A Fitting End
By Jonah Goldberg
January 14, 2014 8:46 AM
HBO has finally announced it will cancel The Newsroom, the smarmy TV series dedicated to satisfying the ache of l’esprit d’escalier for MSNBC liberals (“That’s what we should have said about the tea parties!”) and pandering to the sensibilities of those who think Bill Maher is funny.
Though I’d quickly figured out how to avoid one of the biggest must-miss TV shows of recent years, it’s good news to be sure. The bad news is there will be a whole third season before it finally goes away. But maybe there’s an opportunity here. I always liked crossover episodes. You know like when Don Adams had a guest spot on Scooby Doo? Anyway what if HBO took its worst drama and had a crossover with its best drama?
Will McAvoy holds a staff meeting at Starbucks. One of McAvoy’s twentysomething male staffers is in tears. The wunderkind grad of Brown University had dressed down a barista for not demanding a better “living wage.” But the tables were turned on the digerati hipster. It turns out that the barista went to a better Ivy League school than he did, and his personal narrative of victimization trumped the overpaid newsroom Web surfer’s. Even more humiliating, the barista corrected the staffer’s Howard Zinn quote. Before the tense scene can be resolved by McAvoy’s hatching the Solomonic idea of having the two men switch jobs, a vortex opens in the floor right beneath the French-press display. Fair-trade-coffee fliers are ripped from the wall and swirl around the room on gale-force winds. It’s bedlam. McAvoy grabs hold of one of his female aides (sorry I don’t know any of their names). Shouting over the din, he asks her: “Do you think this is because of climate change!?” She replies from behind her lens-less but otherwise very serious glasses, “Maybe it’s the Koch Brothers?!” Even as the espresso machine rips from the wall and disappears into the miniature maelstrom below, there’s still time for a little mansplaining from McAvoy. “You don’t get it, do you?” he says managing to duck a flying napkin dispenser while still rolling his eyes. “Blaming climate change is the same thing as blaming the Koch brothers,” he shouts. “Their actions created the problem! It’s like the chicken or the egg thing!”
“What!?” she asks, barely able to hear her own voice above the chaos as one male colleague after another is sucked into the abyss, their high pitched and disturbingly girlish screams cutting through the pandemonium.
“The chicken or the egg thing!” he repeats. “The Kochs are the chick—!”
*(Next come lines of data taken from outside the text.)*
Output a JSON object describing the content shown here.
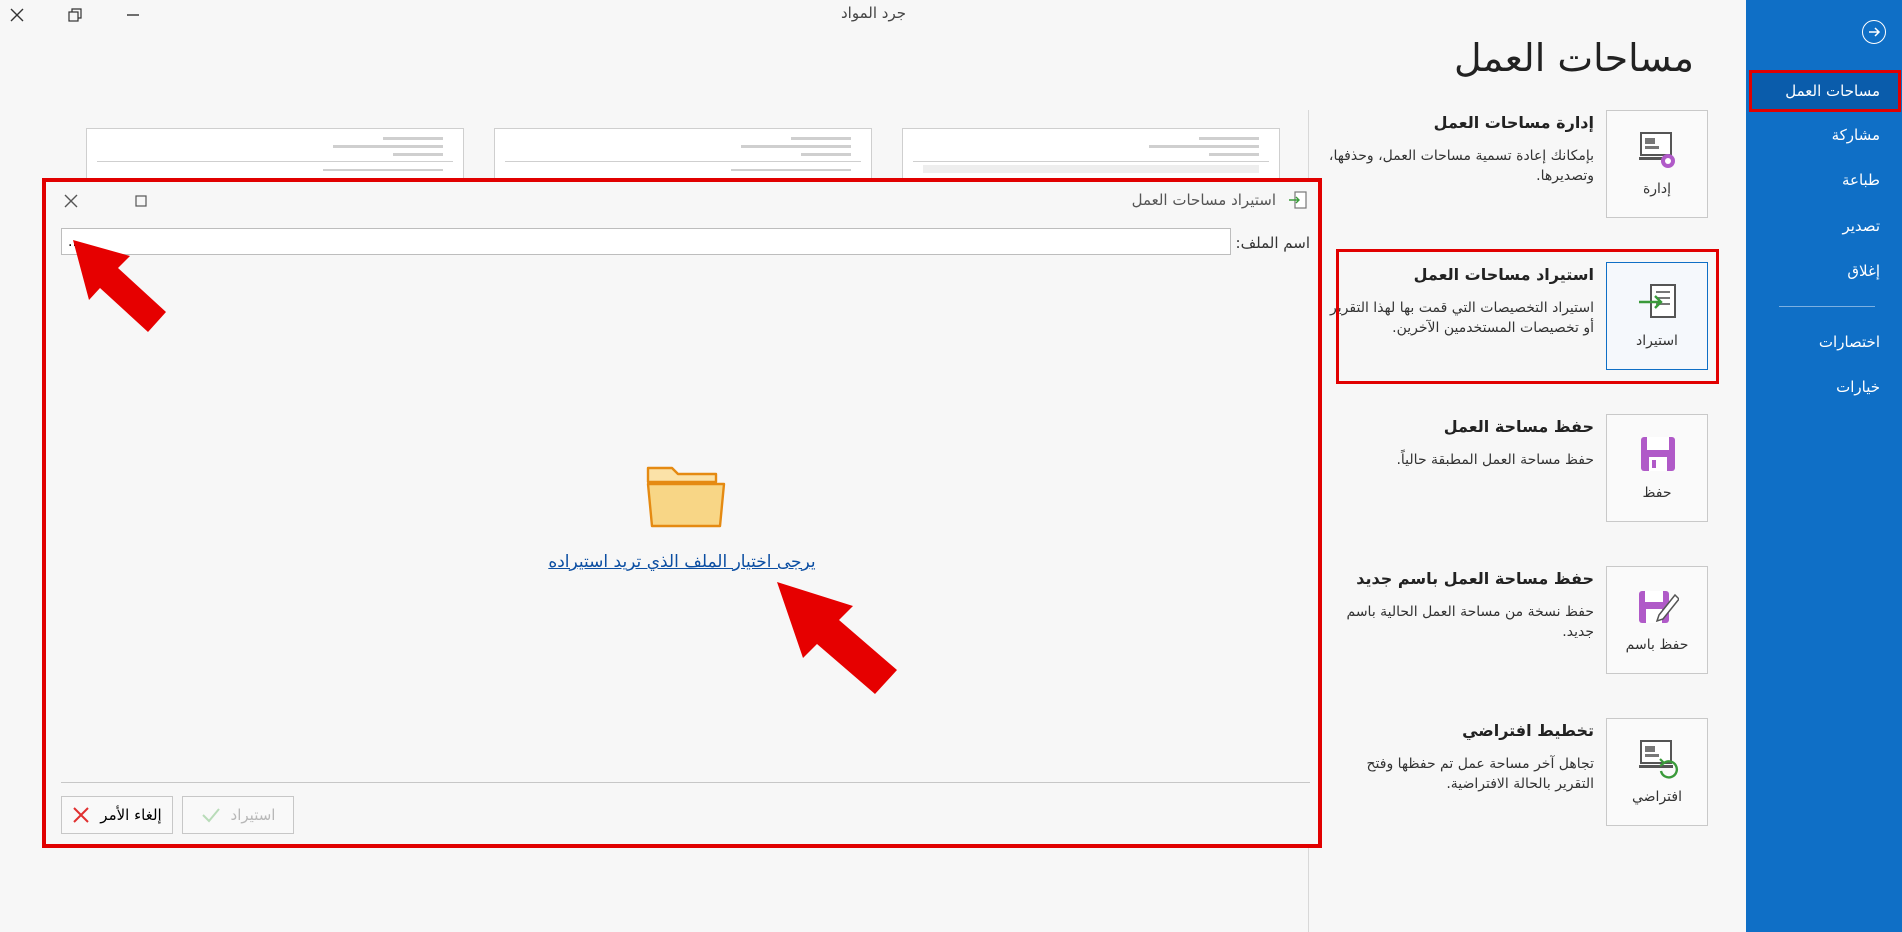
{
  "window": {
    "title": "جرد المواد"
  },
  "sidebar": {
    "items": [
      {
        "label": "مساحات العمل"
      },
      {
        "label": "مشاركة"
      },
      {
        "label": "طباعة"
      },
      {
        "label": "تصدير"
      },
      {
        "label": "إغلاق"
      },
      {
        "label": "اختصارات"
      },
      {
        "label": "خيارات"
      }
    ]
  },
  "page": {
    "title": "مساحات العمل"
  },
  "options": [
    {
      "title": "إدارة مساحات العمل",
      "description": "بإمكانك إعادة تسمية مساحات العمل، وحذفها، وتصديرها.",
      "button": "إدارة",
      "icon": "manage-workspaces-icon"
    },
    {
      "title": "استيراد مساحات العمل",
      "description": "استيراد التخصيصات التي قمت بها لهذا التقرير أو تخصيصات المستخدمين الآخرين.",
      "button": "استيراد",
      "icon": "import-icon"
    },
    {
      "title": "حفظ مساحة العمل",
      "description": "حفظ مساحة العمل المطبقة حالياً.",
      "button": "حفظ",
      "icon": "save-icon"
    },
    {
      "title": "حفظ مساحة العمل باسم جديد",
      "description": "حفظ نسخة من مساحة العمل الحالية باسم جديد.",
      "button": "حفظ باسم",
      "icon": "save-as-icon"
    },
    {
      "title": "تخطيط افتراضي",
      "description": "تجاهل آخر مساحة عمل تم حفظها وفتح التقرير بالحالة الافتراضية.",
      "button": "افتراضي",
      "icon": "default-layout-icon"
    }
  ],
  "dialog": {
    "title": "استيراد مساحات العمل",
    "file_label": "اسم الملف:",
    "file_value": "...",
    "choose_file_link": "يرجى اختيار الملف الذي تريد استيراده",
    "import_button": "استيراد",
    "cancel_button": "إلغاء الأمر"
  },
  "colors": {
    "sidebar": "#0f6fc6",
    "highlight": "#e10000",
    "link": "#0b4ea2",
    "folder": "#f6cf7a"
  }
}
And before he can finish his sentence, McAvoy is pulled into the pit as well. But not before he grabs his lovely aide and uses her as a kind of makeshift surfboard/human shield. Then, with a vacuum sound, all goes quiet. The head of the hectored barista pops up from behind the counter. He sees the whole crew is gone. A wan smile crosses his face.
Cut to a dark room. Someone takes out an iPhone and uses it as a flashlight. “Where are we?” asks one of the staffers.
A large oaken door opens, splashing torchlight on the cold stone floor. “You are north of the wall,” comes the reply. “And winter is coming.”